Today, Microsoft Designer, Microsoft’s AI-powered design tool, is released in public preview with an expanded set of features.

Announced in October, it’s a Canva-like web app that can create designs for presentations, posters, digital postcards, invitations, drawings, and more to share on social media and other channels. It makes use of user-generated content and DALL-E 2, OpenAI’s text-to-image AI, to craft designs, with drop-down menus and text boxes for added customization and customization.

Brian Rognier, general manager of Consumer 365 at Microsoft, wrote in a blog post published today.

Now the designer can create written captions and hashtags related to social media posts, providing many suggestions that users can choose from. It can also create animated images, complete with backgrounds and text transitions, powered by artificial intelligence.

Microsoft Designer

New features coming to Microsoft’s AI tool.

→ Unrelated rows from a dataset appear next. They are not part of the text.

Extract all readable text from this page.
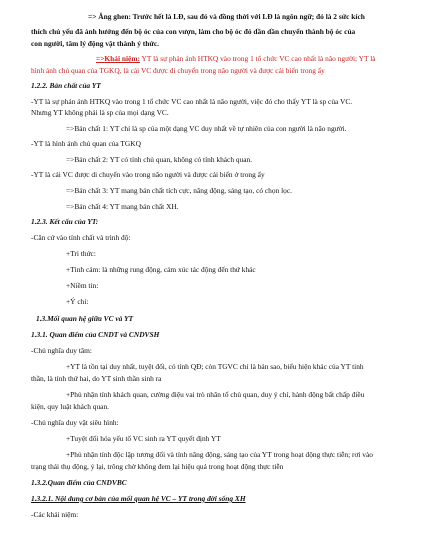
=> Ăng ghen: Trước hết là LĐ, sau đó và đồng thời với LĐ là ngôn ngữ; đó là 2 sức kích
thích chủ yếu đã ảnh hưởng đến bộ óc của con vượn, làm cho bộ óc đó dần dần chuyển thành bộ óc của
con người, tâm lý động vật thành ý thức.
=>Khái niệm: YT là sự phản ánh HTKQ vào trong 1 tổ chức VC cao nhất là não người; YT là
hình ảnh chủ quan của TGKQ, là cái VC được di chuyển trong não người và được cải biến trong ấy
1.2.2. Bản chất của YT
-YT là sự phản ánh HTKQ vào trong 1 tổ chức VC cao nhất là não người, việc đó cho thấy YT là sp của VC.
Nhưng YT không phải là sp của mọi dạng VC.
=>Bản chất 1: YT chỉ là sp của một dạng VC duy nhất về tự nhiên của con người là não người.
-YT là hình ảnh chủ quan của TGKQ
=>Bản chất 2: YT có tính chủ quan, không có tính khách quan.
-YT là cái VC được di chuyển vào trong não người và được cải biến ở trong ấy
=>Bản chất 3: YT mang bản chất tích cực, năng động, sáng tạo, có chọn lọc.
=>Bản chất 4: YT mang bản chất XH.
1.2.3. Kết cấu của YT:
-Căn cứ vào tính chất và trình độ:
+Tri thức:
+Tình cảm: là những rung động, cảm xúc tác động đến thứ khác
+Niềm tin:
+Ý chí:
1.3.Mối quan hệ giữa VC và YT
1.3.1. Quan điểm của CNDT và CNDVSH
-Chủ nghĩa duy tâm:
+YT là tồn tại duy nhất, tuyệt đối, có tính QĐ; còn TGVC chỉ là bản sao, biểu hiện khác của YT tinh
thần, là tính thứ hai, do YT sinh thần sinh ra
+Phủ nhận tính khách quan, cường điệu vai trò nhân tố chủ quan, duy ý chí, hành động bất chấp điều
kiện, quy luật khách quan.
-Chủ nghĩa duy vật siêu hình:
+Tuyệt đối hóa yếu tố VC sinh ra YT quyết định YT
+Phủ nhận tính độc lập tương đối và tính năng động, sáng tạo của YT trong hoạt động thực tiễn; rơi vào
trạng thái thụ động, ỷ lại, trông chờ không đem lại hiệu quả trong hoạt động thực tiễn
1.3.2.Quan điểm của CNDVBC
1.3.2.1. Nội dung cơ bản của mối quan hệ VC – YT trong đời sống XH
-Các khái niệm:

In the future, Designer will get additional editing features, Microsoft says, including the ability to place an object in a specific place in a drawing and automatically fill the rest of the image. In the meantime, the upcoming “Erase” and “Replace Background” options will allow users to brush over objects, people, or backgrounds they didn’t intend to put in the drawing.

Designer will remain free during the preview period, Microsoft says — it’s available via the Designer website and in the Microsoft Edge browser through the sidebar. Once Designer is generally available, it will be included with Microsoft 365 Personal and Family subscriptions and has “some” functionality that is free to use for non-subscribers, though Microsoft hasn’t provided more details.

In response to some legal questions that have arisen recently about AI-powered image creation systems, Microsoft says that users will have “full” use rights to market images they create using the designer and image creator. It’s unclear if this might change in the future, he believes, given the ongoing court battles involving OpenAI and other startups that market generative AI tools.